Given the centralized nature of France, what are the necessary steps for the future for Lyon and the Biopole’s role to be more competitive in the future?

Being far away from Paris is also an opportunity, not only an issue. You may waste less time – you can constantly meet people much more efficiently and do less politics. Perhaps we are not the best in France at promoting ourselves; the only way to circumvent this is through example. The more we can showcase the reality versus the image, the more we can document real partnerships, as evidenced by the strong and increasing tie between Lyon and Boston, the more we will be seen as we truly are. We will see this connection helps forge a strong cluster of bioscience, and this is how we can show that France is worth more than its caricature. The reality is indeed better than the appearance. We can’t be everywhere at the top and will never get the critical mass of the US on all fronts but we can match it in some fields and the cost of doing research is significantly cheaper here.
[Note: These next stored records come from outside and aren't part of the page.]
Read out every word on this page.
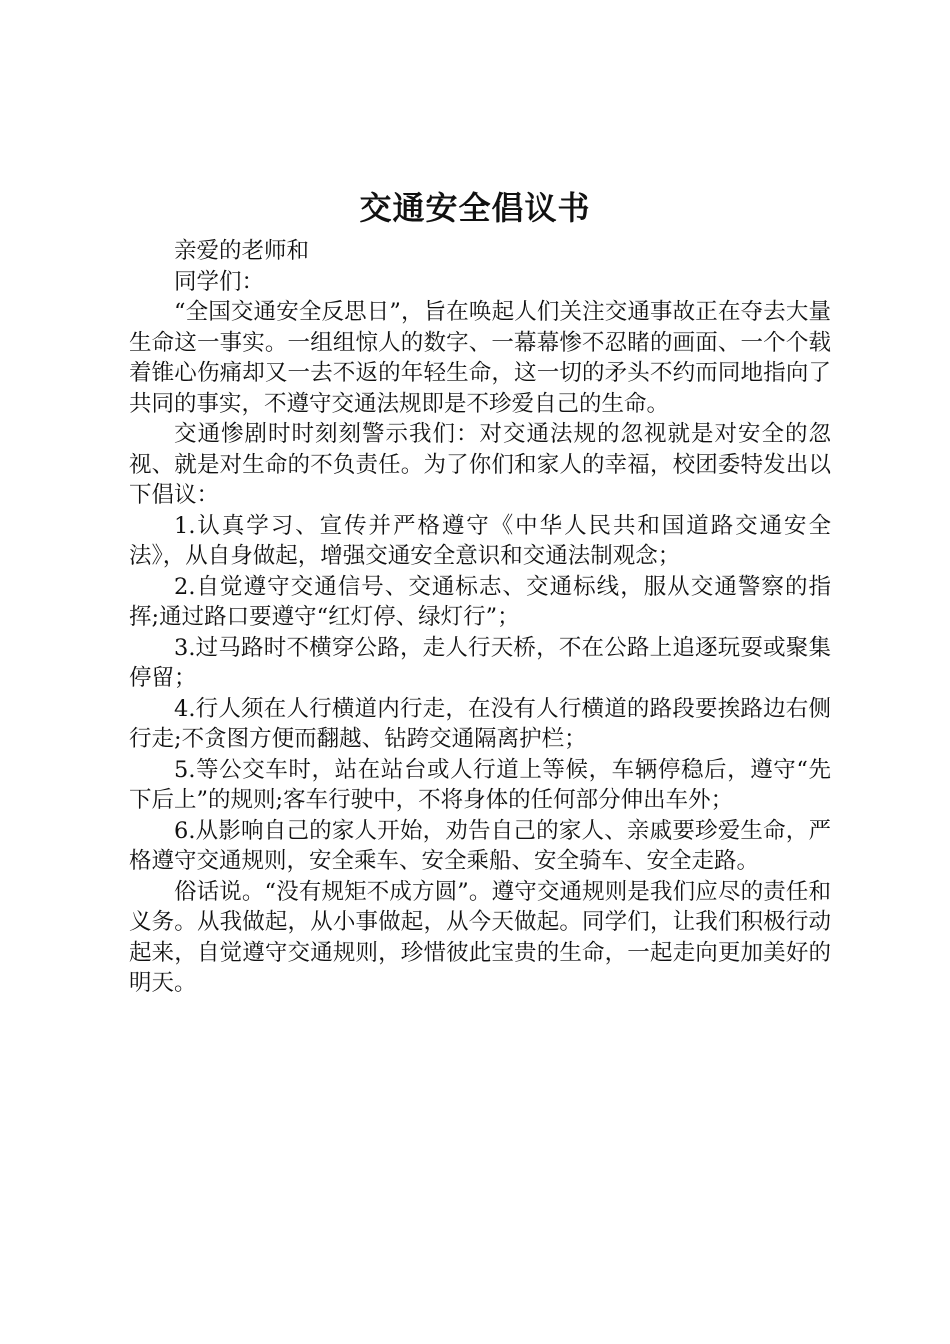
交通安全倡议书

亲爱的老师和

同学们：

“全国交通安全反思日”，旨在唤起人们关注交通事故正在夺去大量生命这一事实。一组组惊人的数字、一幕幕惨不忍睹的画面、一个个载着锥心伤痛却又一去不返的年轻生命，这一切的矛头不约而同地指向了共同的事实，不遵守交通法规即是不珍爱自己的生命。

交通惨剧时时刻刻警示我们：对交通法规的忽视就是对安全的忽视、就是对生命的不负责任。为了你们和家人的幸福，校团委特发出以下倡议：

1.认真学习、宣传并严格遵守《中华人民共和国道路交通安全法》，从自身做起，增强交通安全意识和交通法制观念；

2.自觉遵守交通信号、交通标志、交通标线，服从交通警察的指挥;通过路口要遵守“红灯停、绿灯行”；

3.过马路时不横穿公路，走人行天桥，不在公路上追逐玩耍或聚集停留；

4.行人须在人行横道内行走，在没有人行横道的路段要挨路边右侧行走;不贪图方便而翻越、钻跨交通隔离护栏；

5.等公交车时，站在站台或人行道上等候，车辆停稳后，遵守“先下后上”的规则;客车行驶中，不将身体的任何部分伸出车外；

6.从影响自己的家人开始，劝告自己的家人、亲戚要珍爱生命，严格遵守交通规则，安全乘车、安全乘船、安全骑车、安全走路。

俗话说。“没有规矩不成方圆”。遵守交通规则是我们应尽的责任和义务。从我做起，从小事做起，从今天做起。同学们，让我们积极行动起来，自觉遵守交通规则，珍惜彼此宝贵的生命，一起走向更加美好的明天。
Now that the ecosystem is in place, we want to create ties with the finance community and with major countries like the US; therefore by necessity you have to think internationally. Being small was a problem in the past, but perhaps today it is an opportunity. We should ask ourselves, where do we have the best position to excel in open innovation and international development? Is it in the biggest developed country, or perhaps in a smaller place where by design it intrinsically leads to these concepts? Here we know that at least Lyon or France cannot suffice. Switzerland or Israel are good examples because they know they cannot do it alone so they think globally. There are pros and cons in every place. If you articulate your strengths well, you can position yourself well anywhere. This is what we are trying to do on a daily basis.

Where do you see Lyon Biopole in five years?

In five years, our success should be measured by the global perception of Lyon as a bigger player, by our ability to have kept the decision centers of large companies and by the fact the SMEs based here will have grown in size with a higher part of their financing coming from abroad. We hope to have key successes in the field of life sciences, through some products or services that are born here and sold worldwide. The only issue is visibility. The danger when you are small and far away, is that complacency becomes more commonplace. We should not be afraid of the international challenges. We must carefully position ourselves based on our strengths; we cannot be strong in every discipline so instead we should focus on our historical strengths in infectious diseases, microbiology and cancer.